Dans le cadre d'une démarche de bilan de compétences, il est fréquent de rencontrer des personnes en situation de mal-être professionnel. Il est alors essentiel de distinguer clairement la souffrance au travail, liée à un contexte et à des conditions spécifiques, d'une pathologie psychiatrique, qui relève du champ médical. Cet article clarifie ces deux notions, définit le rôle et les limites du bilan de compétences, et souligne l'importance d'une orientation adéquate lorsque la situation l'exige. Le bilan explore les facteurs professionnels à l'origine d'un mal-être, mais ne peut en aucun cas se substituer à un diagnostic ou à un traitement médical.
Comprendre la souffrance au travail
Une réaction à un environnement
La souffrance au travail n'est pas une maladie en soi, mais un état de mal-être psychologique et/ou physique causé par les conditions de travail. Elle peut se manifester sous diverses formes : stress chronique, épuisement professionnel (burn-out), perte de sens, conflits, harcèlement... Selon l' Institut National de Recherche et de Sécurité (INRS), ces risques psychosociaux (RPS) sont à l'interface de l'individu et de sa situation de travail. La souffrance est donc une conséquence, une réaction à un environnement professionnel devenu délétère pour l'individu.
Le rôle de l'analyse contextuelle
Le bilan de compétences intervient ici comme un outil d'analyse. Il permet à la personne de prendre du recul pour identifier objectivement les facteurs qui génèrent cette souffrance : inadéquation des missions, manque de reconnaissance, surcharge de travail, conflits de valeurs, etc. L'objectif est de comprendre les mécanismes professionnels en jeu pour envisager des solutions concrètes (mobilité interne, réorientation, formation...).
Identifier une pathologie psychiatrique
Une définition médicale précise
À l'inverse de la souffrance au travail, une pathologie psychiatrique (ou trouble mental) est une affection médicale qui répond à des critères diagnostiques stricts, définis dans des classifications internationales comme le DSM-5 ou la CIM-11 de l'OMS. On y retrouve par exemple :
- Le trouble dépressif caractérisé
- Les troubles anxieux (anxiété généralisée, trouble panique...)
- Le trouble de stress post-traumatique (TSPT)

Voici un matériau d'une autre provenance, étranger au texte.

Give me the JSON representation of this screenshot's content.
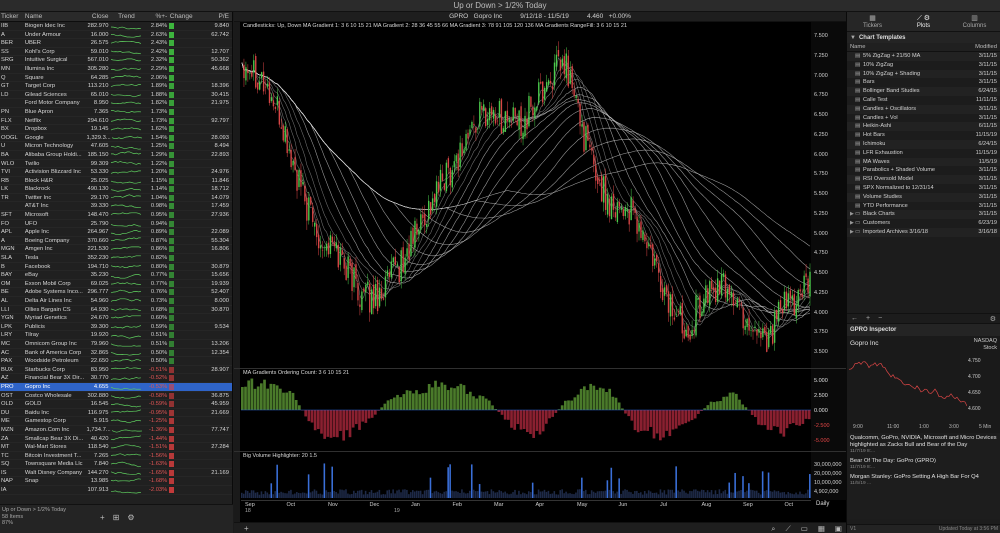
{
  "window": {
    "title": "Up or Down > 1/2% Today"
  },
  "watchlist": {
    "columns": {
      "ticker": "Ticker",
      "name": "Name",
      "close": "Close",
      "trend": "Trend",
      "pct": "%+-",
      "change": "Change",
      "pe": "P/E"
    },
    "rows": [
      {
        "ticker": "IIB",
        "name": "Biogen Idec Inc",
        "close": "282.970",
        "pct": "2.84%",
        "pe": "9.840",
        "dir": "up",
        "mag": 0.9
      },
      {
        "ticker": "A",
        "name": "Under Armour",
        "close": "16.000",
        "pct": "2.63%",
        "pe": "62.742",
        "dir": "up",
        "mag": 0.85
      },
      {
        "ticker": "BER",
        "name": "UBER",
        "close": "26.575",
        "pct": "2.43%",
        "pe": "",
        "dir": "up",
        "mag": 0.8
      },
      {
        "ticker": "SS",
        "name": "Kohl's Corp",
        "close": "59.010",
        "pct": "2.42%",
        "pe": "12.707",
        "dir": "up",
        "mag": 0.8
      },
      {
        "ticker": "SRG",
        "name": "Intuitive Surgical",
        "close": "567.010",
        "pct": "2.32%",
        "pe": "50.362",
        "dir": "up",
        "mag": 0.75
      },
      {
        "ticker": "MN",
        "name": "Illumina Inc",
        "close": "305.280",
        "pct": "2.29%",
        "pe": "45.668",
        "dir": "up",
        "mag": 0.75
      },
      {
        "ticker": "Q",
        "name": "Square",
        "close": "64.285",
        "pct": "2.06%",
        "pe": "",
        "dir": "up",
        "mag": 0.7
      },
      {
        "ticker": "GT",
        "name": "Target Corp",
        "close": "113.210",
        "pct": "1.89%",
        "pe": "18.396",
        "dir": "up",
        "mag": 0.65
      },
      {
        "ticker": "LD",
        "name": "Gilead Sciences",
        "close": "65.010",
        "pct": "1.88%",
        "pe": "30.415",
        "dir": "up",
        "mag": 0.65
      },
      {
        "ticker": "",
        "name": "Ford Motor Company",
        "close": "8.950",
        "pct": "1.82%",
        "pe": "21.975",
        "dir": "up",
        "mag": 0.6
      },
      {
        "ticker": "PN",
        "name": "Blue Apron",
        "close": "7.365",
        "pct": "1.73%",
        "pe": "",
        "dir": "up",
        "mag": 0.6
      },
      {
        "ticker": "FLX",
        "name": "Netflix",
        "close": "294.610",
        "pct": "1.73%",
        "pe": "92.797",
        "dir": "up",
        "mag": 0.6
      },
      {
        "ticker": "BX",
        "name": "Dropbox",
        "close": "19.145",
        "pct": "1.62%",
        "pe": "",
        "dir": "up",
        "mag": 0.55
      },
      {
        "ticker": "OOGL",
        "name": "Google",
        "close": "1,329.3...",
        "pct": "1.54%",
        "pe": "28.093",
        "dir": "up",
        "mag": 0.55
      },
      {
        "ticker": "U",
        "name": "Micron Technology",
        "close": "47.605",
        "pct": "1.25%",
        "pe": "8.494",
        "dir": "up",
        "mag": 0.45
      },
      {
        "ticker": "BA",
        "name": "Alibaba Group Holdi...",
        "close": "185.150",
        "pct": "1.29%",
        "pe": "22.893",
        "dir": "up",
        "mag": 0.45
      },
      {
        "ticker": "WLO",
        "name": "Twilio",
        "close": "99.309",
        "pct": "1.22%",
        "pe": "",
        "dir": "up",
        "mag": 0.45
      },
      {
        "ticker": "TVI",
        "name": "Activision Blizzard Inc",
        "close": "53.330",
        "pct": "1.20%",
        "pe": "24.976",
        "dir": "up",
        "mag": 0.4
      },
      {
        "ticker": "RB",
        "name": "Block H&R",
        "close": "25.025",
        "pct": "1.15%",
        "pe": "11.846",
        "dir": "up",
        "mag": 0.4
      },
      {
        "ticker": "LK",
        "name": "Blackrock",
        "close": "490.130",
        "pct": "1.14%",
        "pe": "18.712",
        "dir": "up",
        "mag": 0.4
      },
      {
        "ticker": "TR",
        "name": "Twitter Inc",
        "close": "29.170",
        "pct": "1.04%",
        "pe": "14.079",
        "dir": "up",
        "mag": 0.35
      },
      {
        "ticker": "",
        "name": "AT&T Inc",
        "close": "39.330",
        "pct": "0.98%",
        "pe": "17.459",
        "dir": "up",
        "mag": 0.35
      },
      {
        "ticker": "SFT",
        "name": "Microsoft",
        "close": "148.470",
        "pct": "0.95%",
        "pe": "27.936",
        "dir": "up",
        "mag": 0.3
      },
      {
        "ticker": "FO",
        "name": "UFO",
        "close": "25.790",
        "pct": "0.94%",
        "pe": "",
        "dir": "up",
        "mag": 0.3
      },
      {
        "ticker": "APL",
        "name": "Apple Inc",
        "close": "264.967",
        "pct": "0.89%",
        "pe": "22.089",
        "dir": "up",
        "mag": 0.3
      },
      {
        "ticker": "A",
        "name": "Boeing Company",
        "close": "370.660",
        "pct": "0.87%",
        "pe": "55.304",
        "dir": "up",
        "mag": 0.3
      },
      {
        "ticker": "MGN",
        "name": "Amgen Inc",
        "close": "221.530",
        "pct": "0.86%",
        "pe": "16.806",
        "dir": "up",
        "mag": 0.3
      },
      {
        "ticker": "SLA",
        "name": "Tesla",
        "close": "352.230",
        "pct": "0.82%",
        "pe": "",
        "dir": "up",
        "mag": 0.3
      },
      {
        "ticker": "B",
        "name": "Facebook",
        "close": "194.710",
        "pct": "0.80%",
        "pe": "30.879",
        "dir": "up",
        "mag": 0.3
      },
      {
        "ticker": "BAY",
        "name": "eBay",
        "close": "35.230",
        "pct": "0.77%",
        "pe": "15.656",
        "dir": "up",
        "mag": 0.25
      },
      {
        "ticker": "OM",
        "name": "Exxon Mobil Corp",
        "close": "69.025",
        "pct": "0.77%",
        "pe": "19.939",
        "dir": "up",
        "mag": 0.25
      },
      {
        "ticker": "BE",
        "name": "Adobe Systems Inco...",
        "close": "296.777",
        "pct": "0.76%",
        "pe": "52.407",
        "dir": "up",
        "mag": 0.25
      },
      {
        "ticker": "AL",
        "name": "Delta Air Lines Inc",
        "close": "54.960",
        "pct": "0.73%",
        "pe": "8.000",
        "dir": "up",
        "mag": 0.25
      },
      {
        "ticker": "LLI",
        "name": "Ollies Bargain CS",
        "close": "64.930",
        "pct": "0.68%",
        "pe": "30.870",
        "dir": "up",
        "mag": 0.2
      },
      {
        "ticker": "YGN",
        "name": "Myriad Genetics",
        "close": "24.670",
        "pct": "0.60%",
        "pe": "",
        "dir": "up",
        "mag": 0.2
      },
      {
        "ticker": "LPK",
        "name": "Publicis",
        "close": "39.300",
        "pct": "0.59%",
        "pe": "9.534",
        "dir": "up",
        "mag": 0.2
      },
      {
        "ticker": "LRY",
        "name": "Tilray",
        "close": "19.920",
        "pct": "0.51%",
        "pe": "",
        "dir": "up",
        "mag": 0.2
      },
      {
        "ticker": "MC",
        "name": "Omnicom Group Inc",
        "close": "79.960",
        "pct": "0.51%",
        "pe": "13.206",
        "dir": "up",
        "mag": 0.2
      },
      {
        "ticker": "AC",
        "name": "Bank of America Corp",
        "close": "32.865",
        "pct": "0.50%",
        "pe": "12.354",
        "dir": "up",
        "mag": 0.2
      },
      {
        "ticker": "PAX",
        "name": "Woodside Petroleum",
        "close": "22.650",
        "pct": "0.50%",
        "pe": "",
        "dir": "up",
        "mag": 0.2
      },
      {
        "ticker": "BUX",
        "name": "Starbucks Corp",
        "close": "83.950",
        "pct": "-0.51%",
        "pe": "28.907",
        "dir": "down",
        "mag": 0.2
      },
      {
        "ticker": "AZ",
        "name": "Financial Bear 3X Dir...",
        "close": "30.770",
        "pct": "-0.52%",
        "pe": "",
        "dir": "down",
        "mag": 0.2
      },
      {
        "ticker": "PRO",
        "name": "Gopro Inc",
        "close": "4.655",
        "pct": "-0.53%",
        "pe": "",
        "dir": "down",
        "mag": 0.2,
        "selected": true
      },
      {
        "ticker": "OST",
        "name": "Costco Wholesale",
        "close": "302.880",
        "pct": "-0.58%",
        "pe": "36.875",
        "dir": "down",
        "mag": 0.2
      },
      {
        "ticker": "OLD",
        "name": "GOLD",
        "close": "16.545",
        "pct": "-0.59%",
        "pe": "45.959",
        "dir": "down",
        "mag": 0.2
      },
      {
        "ticker": "DU",
        "name": "Baidu Inc",
        "close": "116.975",
        "pct": "-0.95%",
        "pe": "21.669",
        "dir": "down",
        "mag": 0.3
      },
      {
        "ticker": "ME",
        "name": "Gamestop Corp",
        "close": "5.915",
        "pct": "-1.25%",
        "pe": "",
        "dir": "down",
        "mag": 0.45
      },
      {
        "ticker": "MZN",
        "name": "Amazon.Com Inc",
        "close": "1,734.7...",
        "pct": "-1.36%",
        "pe": "77.747",
        "dir": "down",
        "mag": 0.5
      },
      {
        "ticker": "ZA",
        "name": "Smallcap Bear 3X Di...",
        "close": "40.420",
        "pct": "-1.44%",
        "pe": "",
        "dir": "down",
        "mag": 0.5
      },
      {
        "ticker": "MT",
        "name": "Wal-Mart Stores",
        "close": "118.540",
        "pct": "-1.51%",
        "pe": "27.284",
        "dir": "down",
        "mag": 0.55
      },
      {
        "ticker": "TC",
        "name": "Bitcoin Investment T...",
        "close": "7.265",
        "pct": "-1.56%",
        "pe": "",
        "dir": "down",
        "mag": 0.55
      },
      {
        "ticker": "SQ",
        "name": "Townsquare Media Llc",
        "close": "7.840",
        "pct": "-1.63%",
        "pe": "",
        "dir": "down",
        "mag": 0.6
      },
      {
        "ticker": "IS",
        "name": "Walt Disney Company",
        "close": "144.270",
        "pct": "-1.65%",
        "pe": "21.169",
        "dir": "down",
        "mag": 0.6
      },
      {
        "ticker": "NAP",
        "name": "Snap",
        "close": "13.985",
        "pct": "-1.68%",
        "pe": "",
        "dir": "down",
        "mag": 0.6
      },
      {
        "ticker": "IA",
        "name": "",
        "close": "107.913",
        "pct": "-2.03%",
        "pe": "",
        "dir": "down",
        "mag": 0.7
      }
    ],
    "footer": {
      "line1": "Up or Down > 1/2% Today",
      "line2": "58 Items",
      "line3": "87%"
    }
  },
  "chart": {
    "header": "GPRO   Gopro Inc          9/12/18 - 11/5/19          4.460   +0.00%",
    "price_pane_label": "Candlesticks: Up, Down    MA Gradient 1: 3 6 10 15 21    MA Gradient 2: 28 36 45 55 66    MA Gradient 3: 78 91 105 120 136    MA Gradients RangeFill: 3 6 10 15 21",
    "ordering_label": "MA Gradients Ordering Count:  3 6 10 15 21",
    "volume_label": "Big Volume Highlighter:  20 1.5",
    "period": "Daily",
    "x_months": [
      "Sep",
      "Oct",
      "Nov",
      "Dec",
      "Jan",
      "Feb",
      "Mar",
      "Apr",
      "May",
      "Jun",
      "Jul",
      "Aug",
      "Sep",
      "Oct"
    ],
    "x_years": [
      "18",
      "19"
    ],
    "price_ticks": [
      "7.500",
      "7.250",
      "7.000",
      "6.750",
      "6.500",
      "6.250",
      "6.000",
      "5.750",
      "5.500",
      "5.250",
      "5.000",
      "4.750",
      "4.500",
      "4.250",
      "4.000",
      "3.750",
      "3.500"
    ],
    "right_values": [
      "5.082",
      "4.913",
      "4.736",
      "4.596",
      "4.488",
      "4.162",
      "3.871",
      "3.676"
    ],
    "ordering_ticks": [
      "5.000",
      "2.500",
      "0.000",
      "-2.500",
      "-5.000"
    ],
    "ordering_right": [
      "-1.000"
    ],
    "volume_ticks": [
      "30,000,000",
      "20,000,000",
      "10,000,000",
      "4,902,000"
    ]
  },
  "chart_data": {
    "type": "candlestick",
    "title": "GPRO Gopro Inc",
    "x_range": [
      "9/12/18",
      "11/5/19"
    ],
    "ylim": [
      3.5,
      7.5
    ],
    "last": 4.46,
    "change_pct": 0.0,
    "approx_close_path": [
      {
        "month": "Sep 18",
        "close": 7.2
      },
      {
        "month": "Oct 18",
        "close": 6.4
      },
      {
        "month": "Nov 18",
        "close": 4.8
      },
      {
        "month": "Dec 18",
        "close": 4.3
      },
      {
        "month": "Jan 19",
        "close": 4.5
      },
      {
        "month": "Feb 19",
        "close": 5.9
      },
      {
        "month": "Mar 19",
        "close": 6.4
      },
      {
        "month": "Apr 19",
        "close": 6.6
      },
      {
        "month": "May 19",
        "close": 7.0
      },
      {
        "month": "Jun 19",
        "close": 5.5
      },
      {
        "month": "Jul 19",
        "close": 4.8
      },
      {
        "month": "Aug 19",
        "close": 3.8
      },
      {
        "month": "Sep 19",
        "close": 4.4
      },
      {
        "month": "Oct 19",
        "close": 3.6
      },
      {
        "month": "Nov 19",
        "close": 4.46
      }
    ]
  },
  "right_panel": {
    "tabs": [
      {
        "label": "Tickers",
        "icon": "grid-icon"
      },
      {
        "label": "Plots",
        "icon": "plots-icon",
        "active": true
      },
      {
        "label": "Columns",
        "icon": "columns-icon"
      }
    ],
    "section": "Chart Templates",
    "col_name": "Name",
    "col_modified": "Modified",
    "templates": [
      {
        "name": "5% ZigZag + 21/50 MA",
        "date": "3/11/15"
      },
      {
        "name": "10% ZigZag",
        "date": "3/11/15"
      },
      {
        "name": "10% ZigZag + Shading",
        "date": "3/11/15"
      },
      {
        "name": "Bars",
        "date": "3/11/15"
      },
      {
        "name": "Bollinger Band Studies",
        "date": "6/24/15"
      },
      {
        "name": "Calle Test",
        "date": "11/11/15"
      },
      {
        "name": "Candles + Oscillators",
        "date": "3/11/15"
      },
      {
        "name": "Candles + Vol",
        "date": "3/11/15"
      },
      {
        "name": "Heikin-Ashi",
        "date": "6/11/15"
      },
      {
        "name": "Hot Bars",
        "date": "11/15/19"
      },
      {
        "name": "Ichimoku",
        "date": "6/24/15"
      },
      {
        "name": "LFR Exhaustion",
        "date": "11/15/19"
      },
      {
        "name": "MA Waves",
        "date": "11/5/19"
      },
      {
        "name": "Parabolics + Shaded Volume",
        "date": "3/11/15"
      },
      {
        "name": "RSI Oversold Model",
        "date": "3/11/15"
      },
      {
        "name": "SPX Normalized to 12/31/14",
        "date": "3/11/15"
      },
      {
        "name": "Volume Studies",
        "date": "3/11/15"
      },
      {
        "name": "YTD Performance",
        "date": "3/11/15"
      },
      {
        "name": "Black Charts",
        "date": "3/11/15",
        "folder": true
      },
      {
        "name": "Customers",
        "date": "6/23/19",
        "folder": true
      },
      {
        "name": "Imported Archives 3/16/18",
        "date": "3/16/18",
        "folder": true
      }
    ],
    "inspector": {
      "title": "GPRO Inspector",
      "name": "Gopro Inc",
      "exchange": "NASDAQ",
      "kind": "Stock",
      "y_ticks": [
        "4.750",
        "4.700",
        "4.650",
        "4.600"
      ],
      "x_ticks": [
        "9:00",
        "11:00",
        "1:00",
        "3:00"
      ],
      "interval": "5 Min"
    },
    "news": [
      {
        "headline": "Qualcomm, GoPro, NVIDIA, Microsoft and Micro Devices highlighted as Zacks Bull and Bear of the Day",
        "meta": "11/7/19 8:..."
      },
      {
        "headline": "Bear Of The Day: GoPro (GPRO)",
        "meta": "11/7/19 8:..."
      },
      {
        "headline": "Morgan Stanley: GoPro Setting A High Bar For Q4",
        "meta": "11/5/19 ..."
      }
    ],
    "status": "Updated Today at 3:56 PM",
    "version": "V1"
  }
}
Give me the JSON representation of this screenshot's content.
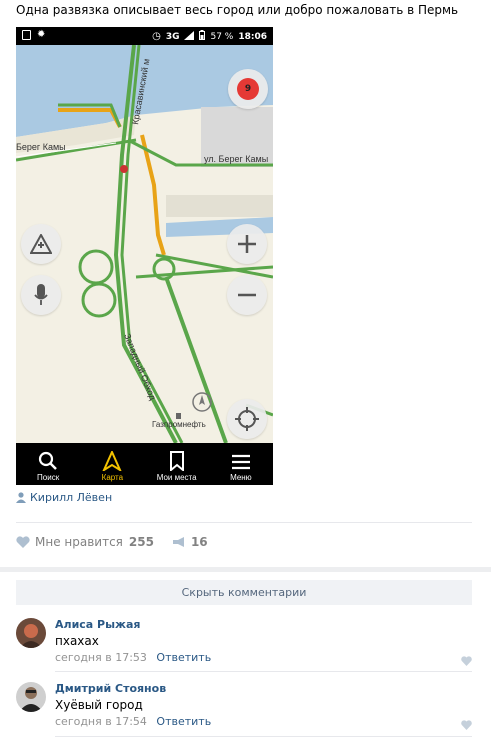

Le diagnostic ne peut être posé que par un professionnel de santé qualifié (médecin, psychiatre). Le consultant en bilan de compétences n'a ni la formation, ni le droit d'établir un tel diagnostic.
Le bilan de compétences : clarifier sans traiter
Un cadre d'intervention centré sur le professionnel
Le bilan de compétences est un dispositif encadré par le Code du Travail. Sa finalité est d'analyser les compétences professionnelles et personnelles, ainsi que les aptitudes et les motivations, en vue de définir un projet professionnel et, le cas échéant, un projet de formation. Son champ d'action est donc le travail et l'évolution de carrière.
Même si le mal-être est abordé, il l'est toujours sous l'angle de son interaction avec la sphère professionnelle. Le bilan permet de démêler ce qui relève de l'environnement de travail de ce qui pourrait nécessiter un autre type d'accompagnement, aidant à mieux cerner la distinction entre un besoin de réorientation et une démarche de soin.
La posture éthique du consultant
Le rôle du consultant est d'accompagner la réflexion professionnelle. S'il perçoit des signes de détresse psychologique qui semblent dépasser le cadre d'une souffrance réactionnelle (symptômes persistants, discours alarmant, idées noires...), son devoir éthique et déontologique est d'orienter la personne. Il doit l'encourager à consulter son médecin traitant, un psychologue ou un service de santé au travail. Ne pas le faire serait une faute professionnelle. Il est crucial de comprendre que le bilan de compétences n'est pas un outil thérapeutique pour le burn-out ou d'autres affections, même si elles sont d'origine professionnelle.
Quand les deux réalités se croisent
Il est fréquent qu'une souffrance au travail intense et prolongée puisse déclencher ou aggraver une pathologie, comme une dépression. Dans ce cas, les deux dimensions sont intriquées. Un bilan de compétences peut-il alors être envisagé ? Oui, mais pas à n'importe quel moment. Il est souvent recommandé que la personne soit d'abord prise en charge sur le plan médical pour stabiliser son état de santé. Une fois stabilisée, la démarche de bilan peut commencer. Elle devient alors un levier puissant pour construire un avenir professionnel plus serein et aligné, en évitant de reproduire les schémas qui ont mené à la souffrance. Le bilan aide à préparer "l'après", en s'assurant que le futur projet soit protecteur pour la santé mentale de la personne.